Thursday, April 17, 2014

Final Still-Life Painting




Purpose:
To communicate all of your knowledge about color and painting techniques to create a final, more complex, still-life painting than your smaller still-life studies.
To use your knowledge about composition and placement to arrange your fruit and/or vegetable to create a strong composition.

Artist Studied:
Paul Cézane

In Reference to My Studies:


I mentioned blending and a lack of dry brush or texture. I ended up using the blending technique for just about all of my final painting. I used dry brush in a couple areas for highlights, but i found blending was the best way to incorporate a gradual change in values that was needed for the shapes of the fruits I painted. I also mentioned how I needed to work on defining the darkest and lightest values on the studies. A problem I had with those is that I was not making enough contrast between light and dark and it caused the studies to look flat. I did my best to fix this in my Final Painting by adding a lot of contrary color to shadows and dark areas on the fruit and then gradually changing the value towards the light areas. Then, in another layer after that paint had dried, I mixed a lot of white with the color of the fruit that I had been using and used that to paint highlights. After that I had to touch it all up a little more to make a more gradual change in value so that the fruit appeared three dimensional.

Three Things I Learned:
I learned how to make objects in a painting three dimensional. I started out using a lot of outlining and harsh contrasts from light values to dark but I learned to blend colors gradually to give the subject an organic shape. You can see the difference between the studies and my final painting by looking at the curvy shapes on the top of the peppers. In the studies, they are just outlined with a dark value and then filled in with a medium value with some highlights. In my final painting, I blended values gradually but was able to still keep the shape of the curves.
I learned to paint in layers. The whole painting process is much easier and more organized now that I know the order that makes most sense to paint, starting with blocking out colors and building up more and more layers in the background and then painting the subject over that. For each of the fruits in my final painting, there are probably as many as six layers underneath them of blocking out solid colors, then outlines, then highlights, then gradual values I would nott have been able to paint in just one layer.
I also learned how to ground a still life painting.
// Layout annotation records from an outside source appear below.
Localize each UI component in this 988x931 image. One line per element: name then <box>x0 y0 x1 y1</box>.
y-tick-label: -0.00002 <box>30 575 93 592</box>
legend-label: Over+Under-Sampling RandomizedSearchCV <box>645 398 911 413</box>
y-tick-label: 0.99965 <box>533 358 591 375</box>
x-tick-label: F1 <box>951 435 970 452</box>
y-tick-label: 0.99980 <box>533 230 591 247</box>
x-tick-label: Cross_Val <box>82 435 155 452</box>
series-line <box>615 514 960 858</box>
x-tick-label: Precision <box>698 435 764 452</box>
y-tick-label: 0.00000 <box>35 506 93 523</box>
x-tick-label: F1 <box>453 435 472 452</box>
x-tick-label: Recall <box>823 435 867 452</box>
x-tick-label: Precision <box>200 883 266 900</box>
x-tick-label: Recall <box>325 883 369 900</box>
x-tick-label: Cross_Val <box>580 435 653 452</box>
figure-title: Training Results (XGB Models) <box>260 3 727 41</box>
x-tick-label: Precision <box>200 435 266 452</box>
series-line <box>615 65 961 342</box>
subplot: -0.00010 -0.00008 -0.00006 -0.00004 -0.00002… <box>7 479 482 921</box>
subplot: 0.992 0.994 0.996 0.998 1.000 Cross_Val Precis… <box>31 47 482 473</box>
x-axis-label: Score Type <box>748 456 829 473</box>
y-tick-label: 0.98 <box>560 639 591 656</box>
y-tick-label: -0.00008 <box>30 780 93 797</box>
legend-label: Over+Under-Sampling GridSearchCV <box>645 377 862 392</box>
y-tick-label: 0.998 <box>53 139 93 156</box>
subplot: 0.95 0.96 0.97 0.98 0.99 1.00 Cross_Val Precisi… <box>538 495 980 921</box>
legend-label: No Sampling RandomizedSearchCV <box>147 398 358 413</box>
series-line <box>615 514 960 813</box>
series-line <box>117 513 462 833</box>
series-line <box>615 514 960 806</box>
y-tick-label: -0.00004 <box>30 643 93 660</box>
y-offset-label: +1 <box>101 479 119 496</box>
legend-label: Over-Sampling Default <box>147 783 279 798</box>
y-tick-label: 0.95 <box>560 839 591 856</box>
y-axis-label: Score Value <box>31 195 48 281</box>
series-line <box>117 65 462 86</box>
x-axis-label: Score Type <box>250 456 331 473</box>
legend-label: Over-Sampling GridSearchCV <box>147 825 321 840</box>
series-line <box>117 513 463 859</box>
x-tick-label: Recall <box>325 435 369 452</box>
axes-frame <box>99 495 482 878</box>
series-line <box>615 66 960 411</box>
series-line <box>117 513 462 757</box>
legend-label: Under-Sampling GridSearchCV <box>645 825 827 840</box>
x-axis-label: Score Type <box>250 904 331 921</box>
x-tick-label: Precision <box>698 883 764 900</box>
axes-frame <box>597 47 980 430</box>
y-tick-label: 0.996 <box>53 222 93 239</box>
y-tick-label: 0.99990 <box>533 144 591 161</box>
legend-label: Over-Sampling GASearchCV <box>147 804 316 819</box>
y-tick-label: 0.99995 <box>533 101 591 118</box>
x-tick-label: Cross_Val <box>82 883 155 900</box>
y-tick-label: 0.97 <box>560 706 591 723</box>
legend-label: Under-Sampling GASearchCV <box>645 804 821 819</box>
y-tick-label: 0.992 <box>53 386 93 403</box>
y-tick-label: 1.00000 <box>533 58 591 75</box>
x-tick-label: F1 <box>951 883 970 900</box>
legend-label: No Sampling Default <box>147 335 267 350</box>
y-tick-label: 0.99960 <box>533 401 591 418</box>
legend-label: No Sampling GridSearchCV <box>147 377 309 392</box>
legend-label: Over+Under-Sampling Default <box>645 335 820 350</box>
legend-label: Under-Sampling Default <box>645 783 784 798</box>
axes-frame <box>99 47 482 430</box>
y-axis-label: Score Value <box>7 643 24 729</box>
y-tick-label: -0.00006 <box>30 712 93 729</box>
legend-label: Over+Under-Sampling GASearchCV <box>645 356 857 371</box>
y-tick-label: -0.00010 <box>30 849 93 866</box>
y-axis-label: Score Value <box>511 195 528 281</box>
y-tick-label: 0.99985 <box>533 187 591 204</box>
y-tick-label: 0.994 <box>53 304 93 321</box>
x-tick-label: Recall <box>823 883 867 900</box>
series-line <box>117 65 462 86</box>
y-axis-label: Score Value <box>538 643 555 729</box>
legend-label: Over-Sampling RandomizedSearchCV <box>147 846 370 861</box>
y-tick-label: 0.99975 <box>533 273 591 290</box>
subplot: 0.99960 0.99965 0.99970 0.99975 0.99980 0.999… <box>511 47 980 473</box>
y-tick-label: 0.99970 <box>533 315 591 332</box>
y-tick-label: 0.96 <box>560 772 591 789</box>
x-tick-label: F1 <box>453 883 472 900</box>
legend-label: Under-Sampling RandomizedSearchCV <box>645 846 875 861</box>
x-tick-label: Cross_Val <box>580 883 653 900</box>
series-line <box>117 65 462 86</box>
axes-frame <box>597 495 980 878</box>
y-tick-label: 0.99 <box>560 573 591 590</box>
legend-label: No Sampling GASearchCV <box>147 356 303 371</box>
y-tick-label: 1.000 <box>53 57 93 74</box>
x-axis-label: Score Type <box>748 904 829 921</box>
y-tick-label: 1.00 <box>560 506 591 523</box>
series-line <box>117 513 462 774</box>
The most effective way I did this in my opinion was the way I changed the directions of brush strokes and color in the shadow when it went from being on the “ground” to the “wall.” Each surface of background is also a slightly different color so that it does not look like fruit are floating in space. The directions of their brushstrokes also changes from vertical to diagonal depending on which direction they are facing according to the “ground” of the painting.